Does there exist a positive integer $n$ such that it will be twice of $n$ when its digits are reversed?
We define $f(n)=m$ where the digits of $m$ and $n$ are reverse. Such as $f(12)=21,f(122)=221,f(10)=01=1$,so we cannot say $f(f(n))=n$,but $f(f(n))=n/10^k$.
So we need to find a solution to $f(n)=2n$.
If $f(n)=2n$ and the first digit of $n$ is 2,then the last digit of $n$ is 1 or 6,and so on.So the first digit of $n$ is even.
There are some solutions to the equation $f(n)=\frac{3}{2}n$,such as $n=4356,43956$,but there is no solution to $f(n)=2n$ when $n<10^7$.

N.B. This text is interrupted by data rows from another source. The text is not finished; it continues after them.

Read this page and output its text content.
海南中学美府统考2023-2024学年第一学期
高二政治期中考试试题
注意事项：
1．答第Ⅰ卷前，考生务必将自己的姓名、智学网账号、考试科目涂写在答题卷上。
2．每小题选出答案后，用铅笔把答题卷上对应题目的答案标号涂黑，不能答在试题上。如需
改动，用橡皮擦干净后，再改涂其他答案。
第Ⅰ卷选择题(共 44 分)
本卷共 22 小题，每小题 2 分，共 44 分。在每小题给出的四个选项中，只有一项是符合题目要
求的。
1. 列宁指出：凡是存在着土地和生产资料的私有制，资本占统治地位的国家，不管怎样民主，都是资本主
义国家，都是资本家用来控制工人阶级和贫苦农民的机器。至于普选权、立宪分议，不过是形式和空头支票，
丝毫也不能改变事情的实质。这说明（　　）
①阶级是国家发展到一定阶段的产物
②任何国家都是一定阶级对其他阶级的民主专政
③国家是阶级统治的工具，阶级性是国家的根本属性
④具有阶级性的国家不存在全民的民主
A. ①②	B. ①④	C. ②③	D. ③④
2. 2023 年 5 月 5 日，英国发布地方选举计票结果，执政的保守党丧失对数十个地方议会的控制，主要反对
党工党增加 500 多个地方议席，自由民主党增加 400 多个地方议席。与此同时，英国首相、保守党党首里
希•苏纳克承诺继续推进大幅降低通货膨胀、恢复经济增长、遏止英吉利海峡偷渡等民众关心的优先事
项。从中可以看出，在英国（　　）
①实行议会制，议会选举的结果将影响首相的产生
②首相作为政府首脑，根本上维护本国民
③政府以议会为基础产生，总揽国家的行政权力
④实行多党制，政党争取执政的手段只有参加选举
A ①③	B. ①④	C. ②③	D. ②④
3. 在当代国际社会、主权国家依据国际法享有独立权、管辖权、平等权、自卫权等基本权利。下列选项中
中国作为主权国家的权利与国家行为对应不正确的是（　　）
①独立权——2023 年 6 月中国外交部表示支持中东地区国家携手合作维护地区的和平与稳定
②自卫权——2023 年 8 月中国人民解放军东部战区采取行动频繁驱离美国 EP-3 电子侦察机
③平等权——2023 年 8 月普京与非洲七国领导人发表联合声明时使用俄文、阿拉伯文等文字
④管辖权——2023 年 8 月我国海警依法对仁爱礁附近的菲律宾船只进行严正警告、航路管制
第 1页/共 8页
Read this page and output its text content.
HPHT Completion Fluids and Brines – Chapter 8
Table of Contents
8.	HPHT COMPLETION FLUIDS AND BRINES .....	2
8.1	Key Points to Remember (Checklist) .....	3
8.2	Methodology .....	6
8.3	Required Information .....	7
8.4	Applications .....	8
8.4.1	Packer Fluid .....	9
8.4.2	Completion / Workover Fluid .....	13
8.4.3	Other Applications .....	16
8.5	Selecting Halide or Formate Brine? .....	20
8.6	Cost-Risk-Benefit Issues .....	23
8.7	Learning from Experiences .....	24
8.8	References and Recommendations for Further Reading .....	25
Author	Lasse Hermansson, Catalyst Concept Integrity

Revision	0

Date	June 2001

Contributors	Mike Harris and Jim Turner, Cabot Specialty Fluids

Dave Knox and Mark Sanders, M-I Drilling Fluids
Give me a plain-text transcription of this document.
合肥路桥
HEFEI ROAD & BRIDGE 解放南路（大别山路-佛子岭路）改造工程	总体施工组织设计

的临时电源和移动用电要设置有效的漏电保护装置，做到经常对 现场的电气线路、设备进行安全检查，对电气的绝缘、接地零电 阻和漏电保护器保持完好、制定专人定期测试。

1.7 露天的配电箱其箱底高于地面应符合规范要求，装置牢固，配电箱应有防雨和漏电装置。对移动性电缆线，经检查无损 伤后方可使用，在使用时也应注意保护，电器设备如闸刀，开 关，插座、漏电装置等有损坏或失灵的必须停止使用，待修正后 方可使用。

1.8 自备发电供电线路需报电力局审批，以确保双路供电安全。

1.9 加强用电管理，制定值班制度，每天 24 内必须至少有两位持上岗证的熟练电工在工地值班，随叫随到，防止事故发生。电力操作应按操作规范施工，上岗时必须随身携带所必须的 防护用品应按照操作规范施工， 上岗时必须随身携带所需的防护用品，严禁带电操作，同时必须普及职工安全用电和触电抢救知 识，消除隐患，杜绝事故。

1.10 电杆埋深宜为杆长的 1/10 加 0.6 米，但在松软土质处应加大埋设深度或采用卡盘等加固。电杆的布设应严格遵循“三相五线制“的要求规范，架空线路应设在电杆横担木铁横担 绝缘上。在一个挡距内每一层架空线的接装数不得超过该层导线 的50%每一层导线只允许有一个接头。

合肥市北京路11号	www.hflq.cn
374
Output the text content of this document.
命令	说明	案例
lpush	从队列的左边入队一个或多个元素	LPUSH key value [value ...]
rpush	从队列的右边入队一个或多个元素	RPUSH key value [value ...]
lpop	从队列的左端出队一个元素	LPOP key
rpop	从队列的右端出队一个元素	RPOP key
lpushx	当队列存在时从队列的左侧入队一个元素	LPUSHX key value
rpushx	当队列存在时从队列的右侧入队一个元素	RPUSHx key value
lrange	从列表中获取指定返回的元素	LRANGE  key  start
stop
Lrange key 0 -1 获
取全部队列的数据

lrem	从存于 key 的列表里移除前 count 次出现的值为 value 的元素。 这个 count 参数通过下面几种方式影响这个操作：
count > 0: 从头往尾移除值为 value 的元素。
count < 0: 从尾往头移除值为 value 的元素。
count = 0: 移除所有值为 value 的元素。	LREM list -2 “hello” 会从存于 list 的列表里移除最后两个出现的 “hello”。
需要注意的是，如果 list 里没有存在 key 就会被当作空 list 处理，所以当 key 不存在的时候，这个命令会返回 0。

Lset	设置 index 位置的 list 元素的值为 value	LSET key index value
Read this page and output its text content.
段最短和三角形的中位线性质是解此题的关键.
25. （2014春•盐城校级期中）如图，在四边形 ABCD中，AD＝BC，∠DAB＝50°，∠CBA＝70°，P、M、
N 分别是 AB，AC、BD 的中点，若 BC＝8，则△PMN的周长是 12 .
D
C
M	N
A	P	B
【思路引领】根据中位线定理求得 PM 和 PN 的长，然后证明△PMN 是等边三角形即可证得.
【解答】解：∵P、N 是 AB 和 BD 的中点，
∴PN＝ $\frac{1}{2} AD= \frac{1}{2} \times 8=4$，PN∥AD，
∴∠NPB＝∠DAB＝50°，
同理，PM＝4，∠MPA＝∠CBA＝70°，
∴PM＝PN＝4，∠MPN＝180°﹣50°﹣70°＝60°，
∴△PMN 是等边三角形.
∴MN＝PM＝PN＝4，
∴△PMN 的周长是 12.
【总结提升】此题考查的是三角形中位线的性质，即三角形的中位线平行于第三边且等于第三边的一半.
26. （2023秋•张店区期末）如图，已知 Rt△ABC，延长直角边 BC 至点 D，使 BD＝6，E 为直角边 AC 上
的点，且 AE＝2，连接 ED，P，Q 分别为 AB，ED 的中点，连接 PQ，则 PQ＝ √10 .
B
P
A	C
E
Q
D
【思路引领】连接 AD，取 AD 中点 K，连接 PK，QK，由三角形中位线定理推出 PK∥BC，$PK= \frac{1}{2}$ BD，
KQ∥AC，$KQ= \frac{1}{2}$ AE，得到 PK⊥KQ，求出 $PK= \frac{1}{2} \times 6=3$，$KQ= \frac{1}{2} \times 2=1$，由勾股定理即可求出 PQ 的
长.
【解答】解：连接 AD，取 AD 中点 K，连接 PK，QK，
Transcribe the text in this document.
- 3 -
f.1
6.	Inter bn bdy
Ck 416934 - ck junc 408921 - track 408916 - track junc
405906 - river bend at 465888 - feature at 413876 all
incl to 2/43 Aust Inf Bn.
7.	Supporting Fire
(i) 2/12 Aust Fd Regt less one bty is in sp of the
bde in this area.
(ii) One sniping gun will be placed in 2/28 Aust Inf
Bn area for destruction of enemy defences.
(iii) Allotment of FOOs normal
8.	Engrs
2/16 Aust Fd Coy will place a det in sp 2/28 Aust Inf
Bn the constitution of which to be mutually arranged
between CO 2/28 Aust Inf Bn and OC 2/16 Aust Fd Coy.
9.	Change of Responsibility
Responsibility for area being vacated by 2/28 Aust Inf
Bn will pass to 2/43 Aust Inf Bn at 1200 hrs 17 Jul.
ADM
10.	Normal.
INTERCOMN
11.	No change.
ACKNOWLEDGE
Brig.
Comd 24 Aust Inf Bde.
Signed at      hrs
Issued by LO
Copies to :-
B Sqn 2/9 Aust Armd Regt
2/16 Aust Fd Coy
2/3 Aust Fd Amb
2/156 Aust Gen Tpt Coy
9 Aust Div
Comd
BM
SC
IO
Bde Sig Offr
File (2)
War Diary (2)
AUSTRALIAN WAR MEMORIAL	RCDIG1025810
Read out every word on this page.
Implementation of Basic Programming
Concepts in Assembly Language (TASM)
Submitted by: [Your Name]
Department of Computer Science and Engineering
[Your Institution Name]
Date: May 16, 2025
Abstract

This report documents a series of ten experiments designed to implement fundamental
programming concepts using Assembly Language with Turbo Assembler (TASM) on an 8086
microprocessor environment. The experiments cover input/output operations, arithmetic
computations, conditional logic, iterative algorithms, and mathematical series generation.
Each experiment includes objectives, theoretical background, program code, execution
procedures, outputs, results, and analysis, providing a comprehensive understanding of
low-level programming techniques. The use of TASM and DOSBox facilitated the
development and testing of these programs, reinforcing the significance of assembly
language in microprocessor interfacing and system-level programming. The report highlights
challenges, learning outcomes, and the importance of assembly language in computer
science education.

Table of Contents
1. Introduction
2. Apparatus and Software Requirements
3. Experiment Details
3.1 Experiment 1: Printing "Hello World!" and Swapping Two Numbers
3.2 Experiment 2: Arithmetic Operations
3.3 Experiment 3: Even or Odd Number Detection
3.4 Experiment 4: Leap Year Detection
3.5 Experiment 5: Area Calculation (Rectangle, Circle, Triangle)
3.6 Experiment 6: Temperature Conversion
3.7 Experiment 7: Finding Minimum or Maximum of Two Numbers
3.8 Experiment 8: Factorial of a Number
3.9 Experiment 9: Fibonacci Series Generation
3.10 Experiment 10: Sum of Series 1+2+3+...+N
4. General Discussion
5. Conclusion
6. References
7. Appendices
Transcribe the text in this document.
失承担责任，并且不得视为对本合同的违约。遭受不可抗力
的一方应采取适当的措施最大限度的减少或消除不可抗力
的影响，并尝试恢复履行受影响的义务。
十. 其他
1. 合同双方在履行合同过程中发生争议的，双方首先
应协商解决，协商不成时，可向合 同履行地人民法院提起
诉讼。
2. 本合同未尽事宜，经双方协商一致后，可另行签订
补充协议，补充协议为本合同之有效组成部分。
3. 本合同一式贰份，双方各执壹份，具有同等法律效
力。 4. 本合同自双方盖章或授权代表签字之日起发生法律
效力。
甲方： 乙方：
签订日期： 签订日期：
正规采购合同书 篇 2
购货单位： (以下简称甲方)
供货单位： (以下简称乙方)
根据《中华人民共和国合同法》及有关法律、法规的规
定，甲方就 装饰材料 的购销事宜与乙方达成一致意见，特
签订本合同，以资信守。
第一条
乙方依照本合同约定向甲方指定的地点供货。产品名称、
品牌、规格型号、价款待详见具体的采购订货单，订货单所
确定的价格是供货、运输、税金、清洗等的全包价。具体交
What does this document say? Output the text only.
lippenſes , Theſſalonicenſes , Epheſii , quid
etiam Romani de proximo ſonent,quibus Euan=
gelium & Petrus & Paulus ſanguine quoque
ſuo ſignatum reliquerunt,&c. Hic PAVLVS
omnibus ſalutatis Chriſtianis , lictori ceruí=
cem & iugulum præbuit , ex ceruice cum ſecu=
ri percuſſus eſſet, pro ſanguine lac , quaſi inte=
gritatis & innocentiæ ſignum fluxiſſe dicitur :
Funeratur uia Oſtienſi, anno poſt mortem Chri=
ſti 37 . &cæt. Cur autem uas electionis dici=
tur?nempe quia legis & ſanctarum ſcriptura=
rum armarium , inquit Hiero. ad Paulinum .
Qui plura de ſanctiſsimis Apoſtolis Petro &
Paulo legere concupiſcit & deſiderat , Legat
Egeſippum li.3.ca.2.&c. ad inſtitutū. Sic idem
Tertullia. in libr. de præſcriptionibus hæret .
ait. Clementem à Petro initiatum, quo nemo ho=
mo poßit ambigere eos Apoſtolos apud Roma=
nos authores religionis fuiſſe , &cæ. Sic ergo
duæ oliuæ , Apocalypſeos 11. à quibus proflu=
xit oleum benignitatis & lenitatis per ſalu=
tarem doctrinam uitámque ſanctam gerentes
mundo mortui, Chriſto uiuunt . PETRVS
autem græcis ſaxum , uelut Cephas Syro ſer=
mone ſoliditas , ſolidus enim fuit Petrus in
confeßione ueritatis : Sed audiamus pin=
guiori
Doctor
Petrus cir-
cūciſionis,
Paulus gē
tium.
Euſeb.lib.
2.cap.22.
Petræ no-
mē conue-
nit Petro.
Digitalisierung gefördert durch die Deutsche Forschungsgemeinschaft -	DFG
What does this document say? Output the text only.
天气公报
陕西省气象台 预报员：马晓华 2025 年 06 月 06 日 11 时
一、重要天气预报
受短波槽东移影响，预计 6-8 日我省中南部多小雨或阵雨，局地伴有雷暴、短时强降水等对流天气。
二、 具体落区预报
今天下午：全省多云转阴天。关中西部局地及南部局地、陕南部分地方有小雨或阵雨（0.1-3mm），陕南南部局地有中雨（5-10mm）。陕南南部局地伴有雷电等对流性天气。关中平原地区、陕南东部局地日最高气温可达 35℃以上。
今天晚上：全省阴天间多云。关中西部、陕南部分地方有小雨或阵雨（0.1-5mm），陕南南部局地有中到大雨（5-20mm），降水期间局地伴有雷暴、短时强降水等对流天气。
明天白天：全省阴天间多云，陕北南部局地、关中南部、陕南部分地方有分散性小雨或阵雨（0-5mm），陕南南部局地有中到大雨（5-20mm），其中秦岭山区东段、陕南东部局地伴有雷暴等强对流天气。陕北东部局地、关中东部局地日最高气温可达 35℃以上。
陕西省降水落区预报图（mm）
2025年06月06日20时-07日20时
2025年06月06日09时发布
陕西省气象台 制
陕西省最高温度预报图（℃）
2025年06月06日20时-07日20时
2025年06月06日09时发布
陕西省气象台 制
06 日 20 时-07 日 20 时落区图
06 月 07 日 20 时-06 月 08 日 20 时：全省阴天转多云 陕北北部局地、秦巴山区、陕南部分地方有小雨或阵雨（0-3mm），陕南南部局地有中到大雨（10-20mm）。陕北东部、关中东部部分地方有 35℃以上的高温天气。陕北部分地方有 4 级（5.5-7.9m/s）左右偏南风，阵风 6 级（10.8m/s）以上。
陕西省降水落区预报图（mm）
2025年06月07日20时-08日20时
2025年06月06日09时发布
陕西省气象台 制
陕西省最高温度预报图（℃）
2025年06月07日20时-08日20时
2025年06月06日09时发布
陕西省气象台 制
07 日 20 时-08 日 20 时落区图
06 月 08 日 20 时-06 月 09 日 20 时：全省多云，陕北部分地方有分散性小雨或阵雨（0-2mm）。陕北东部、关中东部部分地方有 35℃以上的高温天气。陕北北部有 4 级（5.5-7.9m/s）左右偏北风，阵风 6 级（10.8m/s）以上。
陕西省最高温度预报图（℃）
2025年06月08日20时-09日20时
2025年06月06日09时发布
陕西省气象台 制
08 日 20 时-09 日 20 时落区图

Edit:Since Alon Amit has proved that $f(n)=2n$ has no positive solution,so I wonder whether $f(n)=\frac{3}{2}n$ has only finite solutions.
Any suggestion is grateful,thanks in advance!
There is no such integer $n$.
Suppose there is, and let $b = n \bmod 10$ be its units digit (in decimal notation) and $a$ its leading digit, so $a 10^k \leq n < (a+1)10^k$ for some $k$ and $1 \leq a < 10$.
Since $f(n) = 2n$ is larger than $n$, and $f(n)$ has leading digit $b$ and at most as many digits as $n$, we must have $b > a$. At the same time, $2b \equiv a \bmod 10$ because $(2b \bmod 10)$ is the units digits of $2n$ and $a$ is the units digit of $f(n)$.
This means that $a$ is even, as you pointed out.
So no $a$ is possible, QED.
Edit: The OP has further asked if $f(n) = \frac{3}{2}n$ has only finitely many solutions. The answer to that is No: Consider $n=43999...99956$ where the number of $9$'s is arbitrary. One can check that $f(n) = \frac{3}{2}n$ for those values of $n$.